Applying neuroscience to artificial neural networks
In neuroscience, a concept called "rate coding" explains that the higher the neuron firing rate in the brain, the greater the activity rate in that particular neuron. Neurons are constantly firing, but in the 1980s, scientists realised that the neurons were grouping themselves together to represent different information.
This concept is known as "temporal coding" and the idea is that exact timing matters when the neurons fire, and the exact timing defines which neurons belong together in the midst of tens of thousands of neurons. So while some neurons firing together help the brain to pick out a specific object in the midst of a pile of objects – such as a red scarf surrounded by office stationery – other neurons explain to the brain that all the other objects are merely part of the background.
"Our computer algorithm implements temporal coding. We have many copies of each layer in a neural network. The whole network has been duplicated four times, meaning that the system learns that each of these copies represent one object and they combine them together so it matches with the original image," explained Rasmus, who previously worked in software engineering at Nvidia and is currently doing a PhD in deep learning at Aalto University.

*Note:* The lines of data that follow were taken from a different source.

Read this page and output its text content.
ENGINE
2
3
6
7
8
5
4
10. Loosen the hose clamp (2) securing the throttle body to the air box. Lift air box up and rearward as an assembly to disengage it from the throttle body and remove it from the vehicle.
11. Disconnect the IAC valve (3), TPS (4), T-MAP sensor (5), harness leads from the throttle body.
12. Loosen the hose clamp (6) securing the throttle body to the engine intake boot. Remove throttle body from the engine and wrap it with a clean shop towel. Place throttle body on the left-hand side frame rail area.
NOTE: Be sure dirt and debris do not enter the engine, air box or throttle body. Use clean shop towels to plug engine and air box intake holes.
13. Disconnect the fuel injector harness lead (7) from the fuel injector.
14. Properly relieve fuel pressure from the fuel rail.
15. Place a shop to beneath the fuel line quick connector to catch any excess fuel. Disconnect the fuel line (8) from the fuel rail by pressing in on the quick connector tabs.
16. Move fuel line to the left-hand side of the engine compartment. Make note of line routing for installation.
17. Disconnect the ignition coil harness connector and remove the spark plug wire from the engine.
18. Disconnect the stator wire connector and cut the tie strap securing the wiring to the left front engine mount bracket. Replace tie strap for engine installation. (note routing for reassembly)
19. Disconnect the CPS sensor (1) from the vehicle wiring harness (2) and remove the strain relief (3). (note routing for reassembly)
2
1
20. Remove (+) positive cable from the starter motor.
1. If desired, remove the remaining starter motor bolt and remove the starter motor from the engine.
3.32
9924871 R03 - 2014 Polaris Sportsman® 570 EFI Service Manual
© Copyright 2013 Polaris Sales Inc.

"The network codes its own image by separating it into four different groups. It's unsupervised learning – we don't have any labels for the system, and when we show it the images, it learns to break down the image into its components (i.e. the objects in the image)."
Once the neural network is able to break the image down into separate components, it becomes much easier to classify and identify the objects, because they're not overlapping and obscuring each other.
Perceptual grouping could transform deep learning
The researchers first taught the neural network to study images and group objects completely unsupervised, then added annotated labels (supervised learning) in order to see what the system had learned, and they found that the Curious AI Tagger system was able to achieve an accuracy rate of 75.1%.
In comparison, the traditional neural network achieved an accuracy rating over only 21%, which is basically only 1% better than random luck, if you were to make a guess and happen on the right answer by chance.
"This is revolutionary research because it takes unsupervised learning one step closer to being solved. We get much more humanlike unsupervised learning by giving the machine the concept of an object. Further research can then use this to help neural networks do higher level reasoning about the object in relation to its surroundings," said Rasmus.
"In existing systems, computers operate in a statistical-based world-view. But to bring them to achieve something in the world we live in, it is crucial to get them to understand the world in the way we do. People typically fail to grasp how bad computer vision systems are as human vision is so natural to us."
The open-access paper, entitled, "Tagger: Deep Unsupervised Perceptual Grouping" will be presented on Wednesday 7 December at the Neural Information Processing Systems (NIPS) 2016 deep learning conference in Barcelona, Spain.
Curious AI is looking for industrial partners that would like to pilot its deep learning technology in real-world AI systems and is currently in discussion with car manufacturers who are keen to develop self-driving cars that can be truly autonomous.